Merge sort is preferred over quick sort for sorting linked lists due to several key reasons related to the nature of linked lists and the operational characteristics of these sorting algorithms:
Sequential Access vs. Random Access
Sequential Access: Linked lists are inherently sequential data structures, meaning that accessing elements in a linked list requires traversing from the head node to the desired node. Merge sort works well with sequential access because it divides the list into smaller sublists and merges them sequentially, which aligns with the linked list's structure[1][4][5].

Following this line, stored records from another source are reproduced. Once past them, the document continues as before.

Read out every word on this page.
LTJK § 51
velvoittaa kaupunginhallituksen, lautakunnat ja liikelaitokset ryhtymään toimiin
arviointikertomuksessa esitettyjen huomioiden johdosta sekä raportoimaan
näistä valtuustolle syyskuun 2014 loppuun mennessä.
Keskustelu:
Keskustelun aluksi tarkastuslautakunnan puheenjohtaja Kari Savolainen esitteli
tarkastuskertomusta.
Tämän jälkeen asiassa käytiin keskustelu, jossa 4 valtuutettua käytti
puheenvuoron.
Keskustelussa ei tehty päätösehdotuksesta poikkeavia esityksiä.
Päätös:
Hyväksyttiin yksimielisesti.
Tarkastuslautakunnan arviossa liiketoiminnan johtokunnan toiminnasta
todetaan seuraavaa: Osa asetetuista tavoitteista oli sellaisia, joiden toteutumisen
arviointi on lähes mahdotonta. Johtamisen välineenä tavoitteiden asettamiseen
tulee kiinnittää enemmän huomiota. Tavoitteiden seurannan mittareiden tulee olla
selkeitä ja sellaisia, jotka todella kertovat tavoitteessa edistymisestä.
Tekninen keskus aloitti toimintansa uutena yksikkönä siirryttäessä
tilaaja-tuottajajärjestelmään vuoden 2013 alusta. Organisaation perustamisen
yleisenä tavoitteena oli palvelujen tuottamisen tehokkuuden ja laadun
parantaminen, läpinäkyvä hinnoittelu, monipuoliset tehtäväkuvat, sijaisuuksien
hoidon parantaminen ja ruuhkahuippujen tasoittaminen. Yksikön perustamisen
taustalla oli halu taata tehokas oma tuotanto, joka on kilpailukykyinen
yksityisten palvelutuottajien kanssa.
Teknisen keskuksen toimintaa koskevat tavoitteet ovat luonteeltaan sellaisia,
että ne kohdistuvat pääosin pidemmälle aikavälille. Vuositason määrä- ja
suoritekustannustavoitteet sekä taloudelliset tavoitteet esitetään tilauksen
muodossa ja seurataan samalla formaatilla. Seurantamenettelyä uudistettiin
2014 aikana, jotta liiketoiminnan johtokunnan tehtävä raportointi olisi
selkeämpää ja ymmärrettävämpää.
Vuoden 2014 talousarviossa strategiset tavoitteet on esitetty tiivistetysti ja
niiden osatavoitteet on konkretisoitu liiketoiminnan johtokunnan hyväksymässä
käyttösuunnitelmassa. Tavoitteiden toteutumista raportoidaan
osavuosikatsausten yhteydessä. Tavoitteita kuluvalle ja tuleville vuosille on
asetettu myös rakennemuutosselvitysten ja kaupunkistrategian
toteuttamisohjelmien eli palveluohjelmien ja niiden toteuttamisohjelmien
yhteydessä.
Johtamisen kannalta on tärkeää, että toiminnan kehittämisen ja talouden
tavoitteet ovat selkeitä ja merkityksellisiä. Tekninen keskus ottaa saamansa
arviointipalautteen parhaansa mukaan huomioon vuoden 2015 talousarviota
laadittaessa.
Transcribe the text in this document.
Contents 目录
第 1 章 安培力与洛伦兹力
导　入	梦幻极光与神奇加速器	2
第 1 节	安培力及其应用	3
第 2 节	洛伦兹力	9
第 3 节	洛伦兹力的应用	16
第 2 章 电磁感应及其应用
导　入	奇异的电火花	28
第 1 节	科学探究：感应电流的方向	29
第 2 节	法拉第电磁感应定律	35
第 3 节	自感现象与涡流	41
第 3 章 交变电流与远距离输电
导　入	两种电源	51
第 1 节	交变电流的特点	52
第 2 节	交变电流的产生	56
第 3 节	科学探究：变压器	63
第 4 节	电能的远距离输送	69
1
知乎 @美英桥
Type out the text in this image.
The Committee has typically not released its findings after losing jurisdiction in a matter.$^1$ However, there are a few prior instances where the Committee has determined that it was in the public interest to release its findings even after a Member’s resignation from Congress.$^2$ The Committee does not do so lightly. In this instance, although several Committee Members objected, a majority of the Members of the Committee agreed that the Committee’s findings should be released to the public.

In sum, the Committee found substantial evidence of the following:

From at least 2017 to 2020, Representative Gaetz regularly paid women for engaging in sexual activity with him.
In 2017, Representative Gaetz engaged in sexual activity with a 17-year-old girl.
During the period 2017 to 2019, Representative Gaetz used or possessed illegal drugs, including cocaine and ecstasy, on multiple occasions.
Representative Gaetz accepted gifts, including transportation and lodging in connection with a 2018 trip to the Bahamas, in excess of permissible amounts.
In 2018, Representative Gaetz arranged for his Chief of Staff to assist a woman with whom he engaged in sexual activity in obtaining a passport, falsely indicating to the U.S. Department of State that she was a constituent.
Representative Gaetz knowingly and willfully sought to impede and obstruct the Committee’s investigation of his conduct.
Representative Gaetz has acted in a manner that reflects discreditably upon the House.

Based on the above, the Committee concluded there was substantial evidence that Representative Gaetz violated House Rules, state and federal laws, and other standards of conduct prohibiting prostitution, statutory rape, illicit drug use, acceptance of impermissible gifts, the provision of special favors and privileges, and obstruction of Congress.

Random Access: Quick sort, on the other hand, relies heavily on random access to elements for partitioning around a pivot. This is efficient in arrays where elements can be accessed directly via indices, but in linked lists, it requires traversing the list repeatedly, which is inefficient and increases the overhead[1][3][4].
Space Complexity
In-Place Sorting: Quick sort is an in-place sorting algorithm for arrays, meaning it does not require additional memory for sorting. However, implementing quick sort for linked lists is complex and often requires additional space for managing pointers, which negates its in-place advantage[3][6].
Merge Sort's Space Efficiency: Merge sort can be implemented in a way that requires only O(1) extra space for linked lists. This is because the merge operation can be done by simply adjusting the pointers in the linked list, without needing additional arrays or significant extra memory[1][4][5].
Stability
Stability: Merge sort is a stable sorting algorithm, meaning it preserves the relative order of elements with equal values. This is often a desirable property in sorting, especially for linked lists where maintaining the order of nodes with equal values can be important[2][6].
Quick Sort's Instability: Quick sort is not inherently stable, and making it stable requires additional modifications, which can further complicate its implementation for linked lists[6][7].
Consistent Performance
Consistent Time Complexity: Merge sort has a consistent time complexity of O(n log n) in all cases (best, average, and worst). This predictability is beneficial when dealing with linked lists, as it ensures reliable performance regardless of the initial order of elements[2][6].
Variable Performance of Quick Sort: Quick sort's performance can degrade to O(n^2) in the worst case, particularly if the pivot selection is poor. Although this can be mitigated with techniques like randomized pivot selection, it still introduces variability that is less desirable for linked lists[3][6].